How to Select a Pet Insurance Plan

Selecting a pet insurance plan is an individual choice because each person has different needs depending on the pet’s breed, owner’s geographical location and the owner’s budget. First determine if you need pet insurance.

If you can cover the “worst case scenario costs” for your geographic location out of your own pocket, then you may not need pet insurance.

If you determine that you need pet insurance, make sure the pet insurance company you choose has the following attributes:

1) Has good medical coverage .To get the most comprehensive coverage, you want to purchase a plan that covers accidents/injuries AND illnesses. The illness part of the coverage must include (these are common ailments in veterinary medicine):

a) Coverage for cancer

b) Coverage for chronic disease Chronic diseases are illnesses that have long duration and generally slow progression.
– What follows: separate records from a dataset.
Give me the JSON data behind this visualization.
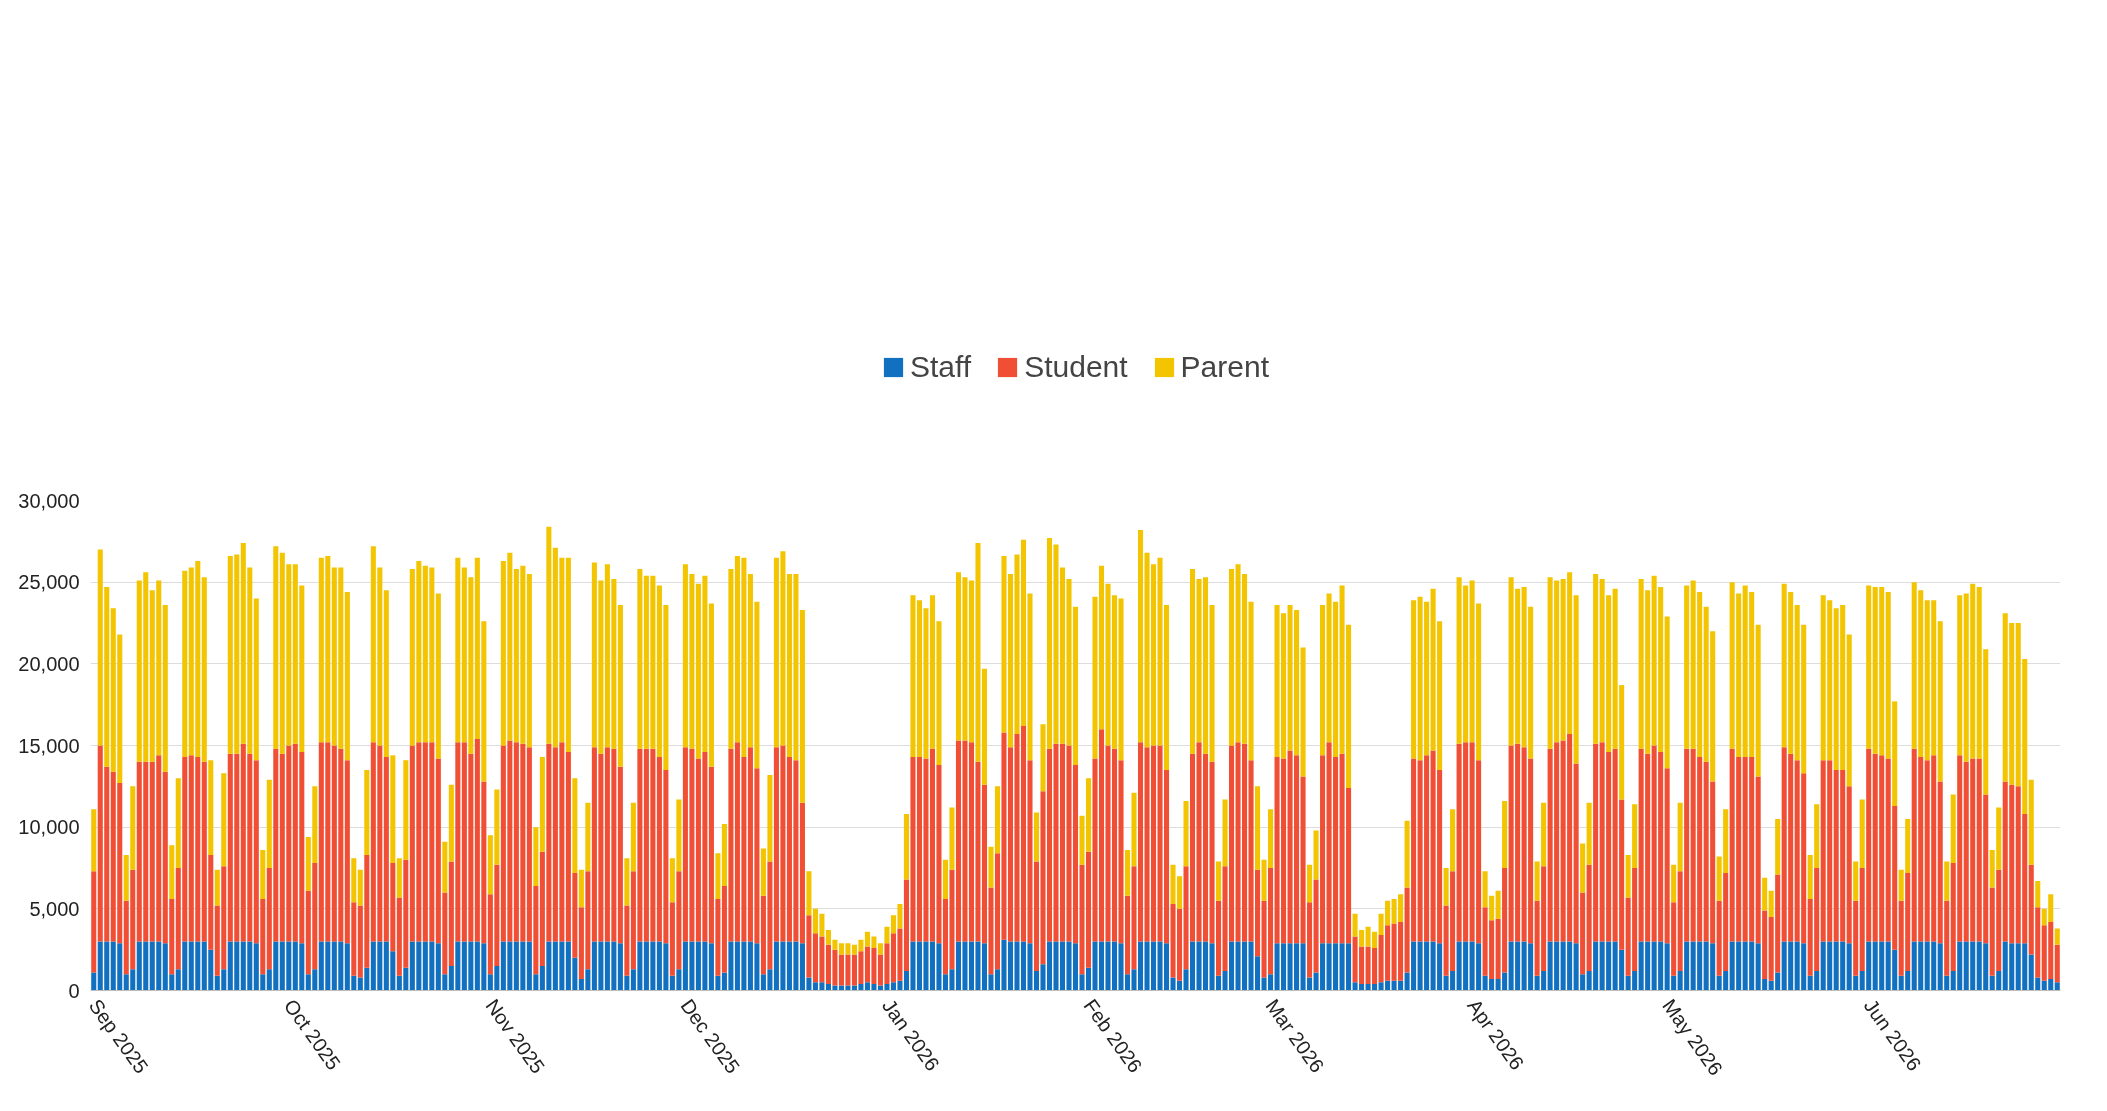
{
  "chart_data": {
    "type": "bar",
    "stacked": true,
    "grid": "y",
    "legend": "top",
    "x": [
      "2025-09-01",
      "2025-09-02",
      "2025-09-03",
      "2025-09-04",
      "2025-09-05",
      "2025-09-06",
      "2025-09-07",
      "2025-09-08",
      "2025-09-09",
      "2025-09-10",
      "2025-09-11",
      "2025-09-12",
      "2025-09-13",
      "2025-09-14",
      "2025-09-15",
      "2025-09-16",
      "2025-09-17",
      "2025-09-18",
      "2025-09-19",
      "2025-09-20",
      "2025-09-21",
      "2025-09-22",
      "2025-09-23",
      "2025-09-24",
      "2025-09-25",
      "2025-09-26",
      "2025-09-27",
      "2025-09-28",
      "2025-09-29",
      "2025-09-30",
      "2025-10-01",
      "2025-10-02",
      "2025-10-03",
      "2025-10-04",
      "2025-10-05",
      "2025-10-06",
      "2025-10-07",
      "2025-10-08",
      "2025-10-09",
      "2025-10-10",
      "2025-10-11",
      "2025-10-12",
      "2025-10-13",
      "2025-10-14",
      "2025-10-15",
      "2025-10-16",
      "2025-10-17",
      "2025-10-18",
      "2025-10-19",
      "2025-10-20",
      "2025-10-21",
      "2025-10-22",
      "2025-10-23",
      "2025-10-24",
      "2025-10-25",
      "2025-10-26",
      "2025-10-27",
      "2025-10-28",
      "2025-10-29",
      "2025-10-30",
      "2025-10-31",
      "2025-11-01",
      "2025-11-02",
      "2025-11-03",
      "2025-11-04",
      "2025-11-05",
      "2025-11-06",
      "2025-11-07",
      "2025-11-08",
      "2025-11-09",
      "2025-11-10",
      "2025-11-11",
      "2025-11-12",
      "2025-11-13",
      "2025-11-14",
      "2025-11-15",
      "2025-11-16",
      "2025-11-17",
      "2025-11-18",
      "2025-11-19",
      "2025-11-20",
      "2025-11-21",
      "2025-11-22",
      "2025-11-23",
      "2025-11-24",
      "2025-11-25",
      "2025-11-26",
      "2025-11-27",
      "2025-11-28",
      "2025-11-29",
      "2025-11-30",
      "2025-12-01",
      "2025-12-02",
      "2025-12-03",
      "2025-12-04",
      "2025-12-05",
      "2025-12-06",
      "2025-12-07",
      "2025-12-08",
      "2025-12-09",
      "2025-12-10",
      "2025-12-11",
      "2025-12-12",
      "2025-12-13",
      "2025-12-14",
      "2025-12-15",
      "2025-12-16",
      "2025-12-17",
      "2025-12-18",
      "2025-12-19",
      "2025-12-20",
      "2025-12-21",
      "2025-12-22",
      "2025-12-23",
      "2025-12-24",
      "2025-12-25",
      "2025-12-26",
      "2025-12-27",
      "2025-12-28",
      "2025-12-29",
      "2025-12-30",
      "2025-12-31",
      "2026-01-01",
      "2026-01-02",
      "2026-01-03",
      "2026-01-04",
      "2026-01-05",
      "2026-01-06",
      "2026-01-07",
      "2026-01-08",
      "2026-01-09",
      "2026-01-10",
      "2026-01-11",
      "2026-01-12",
      "2026-01-13",
      "2026-01-14",
      "2026-01-15",
      "2026-01-16",
      "2026-01-17",
      "2026-01-18",
      "2026-01-19",
      "2026-01-20",
      "2026-01-21",
      "2026-01-22",
      "2026-01-23",
      "2026-01-24",
      "2026-01-25",
      "2026-01-26",
      "2026-01-27",
      "2026-01-28",
      "2026-01-29",
      "2026-01-30",
      "2026-01-31",
      "2026-02-01",
      "2026-02-02",
      "2026-02-03",
      "2026-02-04",
      "2026-02-05",
      "2026-02-06",
      "2026-02-07",
      "2026-02-08",
      "2026-02-09",
      "2026-02-10",
      "2026-02-11",
      "2026-02-12",
      "2026-02-13",
      "2026-02-14",
      "2026-02-15",
      "2026-02-16",
      "2026-02-17",
      "2026-02-18",
      "2026-02-19",
      "2026-02-20",
      "2026-02-21",
      "2026-02-22",
      "2026-02-23",
      "2026-02-24",
      "2026-02-25",
      "2026-02-26",
      "2026-02-27",
      "2026-02-28",
      "2026-03-01",
      "2026-03-02",
      "2026-03-03",
      "2026-03-04",
      "2026-03-05",
      "2026-03-06",
      "2026-03-07",
      "2026-03-08",
      "2026-03-09",
      "2026-03-10",
      "2026-03-11",
      "2026-03-12",
      "2026-03-13",
      "2026-03-14",
      "2026-03-15",
      "2026-03-16",
      "2026-03-17",
      "2026-03-18",
      "2026-03-19",
      "2026-03-20",
      "2026-03-21",
      "2026-03-22",
      "2026-03-23",
      "2026-03-24",
      "2026-03-25",
      "2026-03-26",
      "2026-03-27",
      "2026-03-28",
      "2026-03-29",
      "2026-03-30",
      "2026-03-31",
      "2026-04-01",
      "2026-04-02",
      "2026-04-03",
      "2026-04-04",
      "2026-04-05",
      "2026-04-06",
      "2026-04-07",
      "2026-04-08",
      "2026-04-09",
      "2026-04-10",
      "2026-04-11",
      "2026-04-12",
      "2026-04-13",
      "2026-04-14",
      "2026-04-15",
      "2026-04-16",
      "2026-04-17",
      "2026-04-18",
      "2026-04-19",
      "2026-04-20",
      "2026-04-21",
      "2026-04-22",
      "2026-04-23",
      "2026-04-24",
      "2026-04-25",
      "2026-04-26",
      "2026-04-27",
      "2026-04-28",
      "2026-04-29",
      "2026-04-30",
      "2026-05-01",
      "2026-05-02",
      "2026-05-03",
      "2026-05-04",
      "2026-05-05",
      "2026-05-06",
      "2026-05-07",
      "2026-05-08",
      "2026-05-09",
      "2026-05-10",
      "2026-05-11",
      "2026-05-12",
      "2026-05-13",
      "2026-05-14",
      "2026-05-15",
      "2026-05-16",
      "2026-05-17",
      "2026-05-18",
      "2026-05-19",
      "2026-05-20",
      "2026-05-21",
      "2026-05-22",
      "2026-05-23",
      "2026-05-24",
      "2026-05-25",
      "2026-05-26",
      "2026-05-27",
      "2026-05-28",
      "2026-05-29",
      "2026-05-30",
      "2026-05-31",
      "2026-06-01",
      "2026-06-02",
      "2026-06-03",
      "2026-06-04",
      "2026-06-05",
      "2026-06-06",
      "2026-06-07",
      "2026-06-08",
      "2026-06-09",
      "2026-06-10",
      "2026-06-11",
      "2026-06-12",
      "2026-06-13",
      "2026-06-14",
      "2026-06-15",
      "2026-06-16",
      "2026-06-17",
      "2026-06-18",
      "2026-06-19",
      "2026-06-20",
      "2026-06-21",
      "2026-06-22",
      "2026-06-23",
      "2026-06-24",
      "2026-06-25",
      "2026-06-26",
      "2026-06-27",
      "2026-06-28",
      "2026-06-29",
      "2026-06-30"
    ],
    "xlim": [
      "2025-08-31T12:00",
      "2026-06-30T12:00"
    ],
    "xticks": [
      {
        "value": "2025-09-01",
        "label": "Sep 2025"
      },
      {
        "value": "2025-10-01",
        "label": "Oct 2025"
      },
      {
        "value": "2025-11-01",
        "label": "Nov 2025"
      },
      {
        "value": "2025-12-01",
        "label": "Dec 2025"
      },
      {
        "value": "2026-01-01",
        "label": "Jan 2026"
      },
      {
        "value": "2026-02-01",
        "label": "Feb 2026"
      },
      {
        "value": "2026-03-01",
        "label": "Mar 2026"
      },
      {
        "value": "2026-04-01",
        "label": "Apr 2026"
      },
      {
        "value": "2026-05-01",
        "label": "May 2026"
      },
      {
        "value": "2026-06-01",
        "label": "Jun 2026"
      }
    ],
    "ylim": [
      0,
      30000
    ],
    "yticks": [
      0,
      {
        "value": 5000,
        "label": "5,000"
      },
      {
        "value": 10000,
        "label": "10,000"
      },
      {
        "value": 15000,
        "label": "15,000"
      },
      {
        "value": 20000,
        "label": "20,000"
      },
      {
        "value": 25000,
        "label": "25,000"
      },
      {
        "value": 30000,
        "label": "30,000"
      }
    ],
    "series": [
      {
        "name": "Staff",
        "color": "#1170bf",
        "values": [
          1100,
          3000,
          3000,
          3000,
          2900,
          1000,
          1300,
          3000,
          3000,
          3000,
          3000,
          2900,
          1000,
          1300,
          3000,
          3000,
          3000,
          3000,
          2500,
          900,
          1300,
          3000,
          3000,
          3000,
          3000,
          2900,
          1000,
          1300,
          3000,
          3000,
          3000,
          3000,
          2900,
          1000,
          1300,
          3000,
          3000,
          3000,
          3000,
          2900,
          900,
          800,
          1400,
          3000,
          3000,
          3000,
          2400,
          900,
          1400,
          3000,
          3000,
          3000,
          3000,
          2900,
          1000,
          1500,
          3000,
          3000,
          3000,
          3000,
          2900,
          1000,
          1500,
          3000,
          3000,
          3000,
          3000,
          3000,
          1000,
          1500,
          3000,
          3000,
          3000,
          3000,
          2000,
          700,
          1300,
          3000,
          3000,
          3000,
          3000,
          2900,
          900,
          1300,
          3000,
          3000,
          3000,
          3000,
          2900,
          900,
          1300,
          3000,
          3000,
          3000,
          3000,
          2900,
          900,
          1100,
          3000,
          3000,
          3000,
          3000,
          2900,
          1000,
          1300,
          3000,
          3000,
          3000,
          3000,
          2900,
          800,
          500,
          500,
          400,
          300,
          300,
          300,
          300,
          400,
          500,
          400,
          300,
          400,
          500,
          600,
          1200,
          3000,
          3000,
          3000,
          3000,
          2900,
          1000,
          1300,
          3000,
          3000,
          3000,
          3000,
          2900,
          1000,
          1300,
          3100,
          3000,
          3000,
          3000,
          2900,
          1200,
          1600,
          3000,
          3000,
          3000,
          3000,
          2900,
          1000,
          1400,
          3000,
          3000,
          3000,
          3000,
          2900,
          1000,
          1300,
          3000,
          3000,
          3000,
          3000,
          2900,
          800,
          600,
          1300,
          3000,
          3000,
          3000,
          2900,
          900,
          1200,
          3000,
          3000,
          3000,
          3000,
          2100,
          800,
          1000,
          2900,
          2900,
          2900,
          2900,
          2900,
          800,
          1100,
          2900,
          2900,
          2900,
          2900,
          2900,
          500,
          400,
          400,
          400,
          500,
          600,
          600,
          600,
          1100,
          3000,
          3000,
          3000,
          3000,
          2900,
          900,
          1200,
          3000,
          3000,
          3000,
          2900,
          900,
          700,
          700,
          1100,
          3000,
          3000,
          3000,
          2900,
          900,
          1200,
          3000,
          3000,
          3000,
          3000,
          2900,
          1000,
          1200,
          3000,
          3000,
          3000,
          3000,
          2500,
          900,
          1200,
          3000,
          3000,
          3000,
          3000,
          2900,
          900,
          1200,
          3000,
          3000,
          3000,
          3000,
          2900,
          900,
          1200,
          3000,
          3000,
          3000,
          3000,
          2900,
          700,
          600,
          1100,
          3000,
          3000,
          3000,
          2900,
          900,
          1200,
          3000,
          3000,
          3000,
          3000,
          2900,
          900,
          1200,
          3000,
          3000,
          3000,
          3000,
          2500,
          900,
          1200,
          3000,
          3000,
          3000,
          3000,
          2900,
          900,
          1200,
          3000,
          3000,
          3000,
          3000,
          2900,
          900,
          1200,
          3000,
          2900,
          2900,
          2900,
          2200,
          800,
          600,
          700,
          500
        ]
      },
      {
        "name": "Student",
        "color": "#f04f35",
        "values": [
          6200,
          12000,
          10700,
          10400,
          9800,
          4500,
          6100,
          11000,
          11000,
          11000,
          11400,
          10500,
          4600,
          6200,
          11300,
          11400,
          11300,
          11000,
          5800,
          4300,
          6300,
          11500,
          11500,
          12100,
          11500,
          11200,
          4600,
          6200,
          11800,
          11500,
          12000,
          12100,
          11700,
          5100,
          6500,
          12200,
          12200,
          12000,
          11800,
          11200,
          4500,
          4400,
          6900,
          12200,
          12000,
          11300,
          5400,
          4800,
          6600,
          12000,
          12200,
          12200,
          12200,
          11300,
          5000,
          6400,
          12200,
          12200,
          11500,
          12400,
          9900,
          4900,
          6200,
          12000,
          12300,
          12200,
          12100,
          11900,
          5400,
          7000,
          12100,
          11900,
          12200,
          11600,
          5200,
          4400,
          6000,
          11900,
          11500,
          11900,
          11800,
          10800,
          4300,
          6000,
          11800,
          11800,
          11800,
          11300,
          10600,
          4500,
          6000,
          11900,
          11800,
          11200,
          11600,
          10800,
          4700,
          5300,
          11800,
          12200,
          11300,
          11900,
          10700,
          4800,
          6600,
          11900,
          12000,
          11300,
          11100,
          8600,
          3800,
          3000,
          2800,
          2400,
          2200,
          1900,
          1900,
          1900,
          2000,
          2200,
          2200,
          1900,
          2500,
          3000,
          3200,
          5600,
          11300,
          11300,
          11200,
          11800,
          10900,
          4600,
          6100,
          12300,
          12300,
          12200,
          11000,
          9700,
          5300,
          7100,
          12700,
          11900,
          12700,
          13200,
          11200,
          6700,
          10600,
          11800,
          12100,
          12100,
          12000,
          10900,
          6700,
          7100,
          11200,
          13000,
          12000,
          11800,
          11200,
          4800,
          6300,
          12200,
          11900,
          12000,
          12000,
          10600,
          4500,
          4400,
          6300,
          11500,
          12200,
          11500,
          11100,
          4600,
          6400,
          12000,
          12200,
          12100,
          11100,
          5300,
          4700,
          6500,
          11400,
          11300,
          11800,
          11500,
          10200,
          4600,
          5700,
          11500,
          12300,
          11400,
          11600,
          9500,
          2800,
          2300,
          2300,
          2200,
          2900,
          3400,
          3500,
          3600,
          5200,
          11200,
          11100,
          11400,
          11700,
          10600,
          4300,
          6100,
          12100,
          12200,
          12200,
          11200,
          4200,
          3600,
          3700,
          6400,
          12000,
          12100,
          11900,
          11300,
          4600,
          6400,
          11800,
          12200,
          12300,
          12700,
          11000,
          5000,
          6500,
          12100,
          12200,
          11600,
          11800,
          9200,
          4800,
          6300,
          11800,
          11500,
          12000,
          11600,
          10700,
          4500,
          6100,
          11800,
          11800,
          11300,
          11000,
          9900,
          4600,
          6000,
          11800,
          11300,
          11300,
          11300,
          10200,
          4200,
          3900,
          6000,
          11900,
          11500,
          11100,
          10400,
          4700,
          6300,
          11100,
          11100,
          10500,
          10500,
          9600,
          4600,
          6300,
          11800,
          11500,
          11400,
          11200,
          8800,
          4600,
          6000,
          11800,
          11300,
          11100,
          11400,
          9900,
          4600,
          6600,
          11400,
          11000,
          11200,
          11200,
          9100,
          5400,
          6200,
          9800,
          9700,
          9600,
          7900,
          5500,
          4300,
          3400,
          3500,
          2300
        ]
      },
      {
        "name": "Parent",
        "color": "#f2c500",
        "values": [
          3800,
          12000,
          11000,
          10000,
          9100,
          2800,
          5100,
          11100,
          11600,
          10500,
          10700,
          10200,
          3300,
          5500,
          11400,
          11500,
          12000,
          11300,
          5800,
          2200,
          5700,
          12100,
          12200,
          12300,
          11400,
          9900,
          3000,
          5400,
          12400,
          12300,
          11100,
          11000,
          10200,
          3300,
          4700,
          11300,
          11400,
          10900,
          11100,
          10300,
          2700,
          2200,
          5200,
          12000,
          10900,
          10200,
          6600,
          2400,
          6100,
          10800,
          11100,
          10800,
          10700,
          10100,
          3100,
          4700,
          11300,
          10700,
          10800,
          11100,
          9800,
          3600,
          4600,
          11300,
          11500,
          10600,
          10900,
          10600,
          3600,
          5800,
          13300,
          12200,
          11300,
          11900,
          5800,
          2300,
          4200,
          11300,
          10600,
          11200,
          10400,
          9900,
          2900,
          4200,
          11000,
          10600,
          10600,
          10500,
          10100,
          2700,
          4400,
          11200,
          10700,
          10700,
          10800,
          10000,
          2800,
          3800,
          11000,
          11400,
          12200,
          10600,
          10200,
          2900,
          5300,
          11600,
          11900,
          11200,
          11400,
          11800,
          2700,
          1500,
          1400,
          900,
          600,
          700,
          700,
          600,
          700,
          900,
          700,
          700,
          1000,
          1100,
          1500,
          4000,
          9900,
          9600,
          9200,
          9400,
          8800,
          2400,
          3800,
          10300,
          10000,
          9900,
          13400,
          7100,
          2500,
          4100,
          10800,
          10600,
          11000,
          11400,
          10200,
          3000,
          4100,
          12900,
          12200,
          10800,
          10200,
          9700,
          3000,
          4500,
          9900,
          10000,
          9900,
          9400,
          9900,
          2800,
          4500,
          13000,
          11900,
          11100,
          11500,
          10100,
          2400,
          2000,
          4000,
          11300,
          10000,
          10800,
          9600,
          2400,
          4100,
          10800,
          10900,
          10400,
          9700,
          5100,
          2500,
          3600,
          9300,
          8900,
          8900,
          8900,
          7900,
          2300,
          3000,
          9200,
          9100,
          9500,
          10300,
          10000,
          1400,
          1000,
          1200,
          1000,
          1300,
          1500,
          1500,
          1700,
          4100,
          9700,
          10000,
          9400,
          9900,
          9100,
          2300,
          3800,
          10200,
          9600,
          9900,
          9600,
          2200,
          1500,
          1700,
          4100,
          10300,
          9500,
          9800,
          9300,
          2400,
          3900,
          10500,
          9900,
          9900,
          9900,
          10300,
          3000,
          3800,
          10400,
          10000,
          9600,
          9800,
          7000,
          2600,
          3900,
          10400,
          10000,
          10400,
          10100,
          9300,
          2300,
          4200,
          10000,
          10300,
          10100,
          9500,
          9200,
          2700,
          3900,
          10200,
          10000,
          10500,
          10100,
          9300,
          2000,
          1600,
          3400,
          10000,
          9900,
          9500,
          9100,
          2700,
          3900,
          10100,
          9800,
          9900,
          10100,
          9300,
          2400,
          4200,
          10000,
          10200,
          10300,
          10200,
          6400,
          1900,
          3300,
          10200,
          10200,
          9800,
          9500,
          9800,
          2400,
          4200,
          9800,
          10300,
          10700,
          10500,
          8900,
          2300,
          3800,
          10300,
          9900,
          10000,
          9500,
          5200,
          1600,
          1000,
          1700,
          1000
        ]
      }
    ]
  }
}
Examples include: cancer, heart disease, chronic kidney disease, and chronic liver disease.

c) Continual coverage for chronic disease If you do not get this coverage, the chronic disease will only be covered in the policy year it was diagnosed, after that, you will have to pay for any continuing medications or diagnostic monitoring yourself. Treatment for most chronic diseases will last beyond the first year of diagnosis.

d) Coverage for Hereditary & Congenital Diseases

e) Coverage for Diseases that are Common to your Pet’s Breed

2) Has a good reputation: Research a pet insurance company’s reputation using:

      • Pet Insurance Review
      • Better Business Bureau
      • Your state’s Department of Insurance

3) Has a strong underwriter The underwriter is the company that is financially responsible for paying your claim. Use AM Best’s website to research the strength of the underwriter.
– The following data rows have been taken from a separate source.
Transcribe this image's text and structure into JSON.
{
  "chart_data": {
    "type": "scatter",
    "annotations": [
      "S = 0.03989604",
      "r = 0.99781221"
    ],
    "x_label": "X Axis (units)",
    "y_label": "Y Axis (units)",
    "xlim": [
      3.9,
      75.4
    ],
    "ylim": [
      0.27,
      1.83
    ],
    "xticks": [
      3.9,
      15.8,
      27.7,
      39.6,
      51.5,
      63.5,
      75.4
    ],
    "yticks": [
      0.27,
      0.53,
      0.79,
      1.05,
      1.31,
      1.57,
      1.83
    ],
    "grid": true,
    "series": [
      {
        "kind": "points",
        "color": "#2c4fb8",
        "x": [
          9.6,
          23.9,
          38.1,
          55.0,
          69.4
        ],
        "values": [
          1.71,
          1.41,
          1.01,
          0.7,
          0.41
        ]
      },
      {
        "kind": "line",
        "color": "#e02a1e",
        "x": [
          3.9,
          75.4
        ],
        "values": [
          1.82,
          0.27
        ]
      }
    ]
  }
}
4) Has a maximum payout limit that will cover the “worst case scenario costs” for your geographic location. The maximum payout limit is the maximum amount of money the insurance company will reimburse you. This payout limit can be annually, lifetime, per incident, per body system or based on a predetermined benefit schedule. You want to pick a maximum payout structure that will cover the “worst case scenario costs” that could happen for you.

5) Has an affordable premium

6) Pays claims in a timely fashion

7) Does not have unreasonable exclusions and requirements.